I protagonisti sono un uomo e una donna, marito e moglie: lui scrittore di libri per l’infanzia, lei musicista. La storia inizia in una giornata che, all’inizio, è una giornata qualsiasi e Stephen, il protagonista maschile, si trova in un supermercato a fare la spesa insieme alla sua bambina di tre anni, Kate.
Un momento di distrazione alla cassa, pochi secondi e la vita cambia: Kate è scomparsa.

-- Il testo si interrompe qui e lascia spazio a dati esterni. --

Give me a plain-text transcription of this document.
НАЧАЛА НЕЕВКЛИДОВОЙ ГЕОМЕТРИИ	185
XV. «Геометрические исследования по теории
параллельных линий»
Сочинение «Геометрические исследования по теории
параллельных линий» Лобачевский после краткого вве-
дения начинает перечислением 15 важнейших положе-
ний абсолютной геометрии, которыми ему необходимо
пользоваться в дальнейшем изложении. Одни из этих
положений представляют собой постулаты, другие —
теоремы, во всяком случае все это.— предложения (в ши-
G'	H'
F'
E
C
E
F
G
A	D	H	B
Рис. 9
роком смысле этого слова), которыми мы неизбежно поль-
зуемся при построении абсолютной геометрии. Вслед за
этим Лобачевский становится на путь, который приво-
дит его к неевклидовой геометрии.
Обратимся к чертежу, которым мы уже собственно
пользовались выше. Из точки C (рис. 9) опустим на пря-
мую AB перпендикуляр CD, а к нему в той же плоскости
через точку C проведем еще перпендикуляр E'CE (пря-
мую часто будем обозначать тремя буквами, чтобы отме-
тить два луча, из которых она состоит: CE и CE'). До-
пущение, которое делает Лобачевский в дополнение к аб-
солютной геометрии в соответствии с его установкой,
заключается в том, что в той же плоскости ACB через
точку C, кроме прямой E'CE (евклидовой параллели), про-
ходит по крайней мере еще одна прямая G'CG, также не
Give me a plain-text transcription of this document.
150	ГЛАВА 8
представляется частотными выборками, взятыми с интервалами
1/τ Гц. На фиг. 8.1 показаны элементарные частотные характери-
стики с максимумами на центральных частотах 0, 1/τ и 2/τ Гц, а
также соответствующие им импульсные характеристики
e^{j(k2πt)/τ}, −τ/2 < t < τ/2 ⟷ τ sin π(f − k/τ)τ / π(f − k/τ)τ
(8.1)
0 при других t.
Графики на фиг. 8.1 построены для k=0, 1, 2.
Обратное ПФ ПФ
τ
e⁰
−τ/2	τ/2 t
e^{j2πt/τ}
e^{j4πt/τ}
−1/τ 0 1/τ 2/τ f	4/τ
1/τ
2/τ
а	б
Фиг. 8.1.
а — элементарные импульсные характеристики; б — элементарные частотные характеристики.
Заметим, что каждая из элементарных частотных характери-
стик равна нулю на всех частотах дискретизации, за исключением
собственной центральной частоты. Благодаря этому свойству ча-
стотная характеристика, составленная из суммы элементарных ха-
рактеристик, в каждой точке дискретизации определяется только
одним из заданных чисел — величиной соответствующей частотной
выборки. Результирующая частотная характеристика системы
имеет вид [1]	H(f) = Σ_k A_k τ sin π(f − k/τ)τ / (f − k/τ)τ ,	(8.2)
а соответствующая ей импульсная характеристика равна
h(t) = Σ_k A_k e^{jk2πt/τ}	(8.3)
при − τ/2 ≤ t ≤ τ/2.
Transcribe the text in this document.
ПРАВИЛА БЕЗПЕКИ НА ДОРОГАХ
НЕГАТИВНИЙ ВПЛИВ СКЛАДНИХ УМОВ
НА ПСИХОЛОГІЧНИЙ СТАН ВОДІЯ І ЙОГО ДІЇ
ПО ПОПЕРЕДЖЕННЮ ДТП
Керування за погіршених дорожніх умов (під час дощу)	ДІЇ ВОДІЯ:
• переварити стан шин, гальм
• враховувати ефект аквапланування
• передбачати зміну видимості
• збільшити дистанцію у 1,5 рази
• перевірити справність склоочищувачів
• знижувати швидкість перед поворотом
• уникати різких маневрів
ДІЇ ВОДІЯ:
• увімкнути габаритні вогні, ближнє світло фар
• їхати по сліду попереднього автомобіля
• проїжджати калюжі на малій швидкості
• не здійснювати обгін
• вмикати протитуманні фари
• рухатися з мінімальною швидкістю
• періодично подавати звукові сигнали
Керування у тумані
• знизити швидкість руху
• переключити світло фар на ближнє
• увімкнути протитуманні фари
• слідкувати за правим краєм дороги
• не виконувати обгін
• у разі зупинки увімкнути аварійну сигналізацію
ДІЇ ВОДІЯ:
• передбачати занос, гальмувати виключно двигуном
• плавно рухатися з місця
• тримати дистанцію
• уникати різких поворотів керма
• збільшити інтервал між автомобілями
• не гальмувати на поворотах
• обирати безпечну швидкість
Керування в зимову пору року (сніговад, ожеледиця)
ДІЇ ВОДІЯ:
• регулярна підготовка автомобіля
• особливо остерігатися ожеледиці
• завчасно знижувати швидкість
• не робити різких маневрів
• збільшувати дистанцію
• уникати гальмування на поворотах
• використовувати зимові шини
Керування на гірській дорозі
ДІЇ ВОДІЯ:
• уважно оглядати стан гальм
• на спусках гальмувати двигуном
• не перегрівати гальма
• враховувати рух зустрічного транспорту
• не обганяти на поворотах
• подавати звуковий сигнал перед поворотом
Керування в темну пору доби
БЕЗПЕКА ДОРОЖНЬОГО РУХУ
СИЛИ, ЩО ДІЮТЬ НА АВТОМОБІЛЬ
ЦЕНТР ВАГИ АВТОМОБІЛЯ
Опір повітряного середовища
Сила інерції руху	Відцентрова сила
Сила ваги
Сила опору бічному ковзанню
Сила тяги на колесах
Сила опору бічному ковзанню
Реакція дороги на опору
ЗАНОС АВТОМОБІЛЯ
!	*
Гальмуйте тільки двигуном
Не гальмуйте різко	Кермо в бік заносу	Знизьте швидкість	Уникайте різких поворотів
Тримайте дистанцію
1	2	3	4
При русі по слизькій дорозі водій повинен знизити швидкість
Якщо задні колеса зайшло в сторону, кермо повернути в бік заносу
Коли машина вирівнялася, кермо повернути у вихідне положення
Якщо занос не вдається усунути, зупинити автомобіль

Per fortuna cose del genere accadono di rado, ma purtroppo succedono: pensiamo ad Angela Celentano e a Denise Pipitone, per citare due famosi casi nostrani.
Ovviamente la coppia precipita nella disperazione e nell’angoscia, ma ognuno dei due vive il dolore in modo diverso e, ad un certo punto, la separazione è inevitabile: Julie si isola in una casa di campagna, lontana da tutto e tutti; Stephen cerca conforto negli amici, ripercorre le fasi salienti della sua vita, si riavvicina agli anziani genitori.
E qui ci fermiamo nel raccontare.
Forse molti di voi l’avranno già letto, ma se qualcuno lo ha ‘perso’, vale la pena andare in libreria e comprarlo (anche perché, di romanzi memorabili, recentemente, ne vengono pubblicati davvero pochi).
Il romanzo affronta numerosi temi (la sofferenza, il lutto, l’amore di coppia, la follia di chi – pur adulto- vuol continuare a vivere nel mondo dell’infanzia) ma soprattutto mostra come un dolore, per quanto atroce, possa essere elaborato attivamente e non solo subito passivamente, di come la sofferenza – se attraversata in un certo modo – possa poi portare, appunto, ad una rinascita.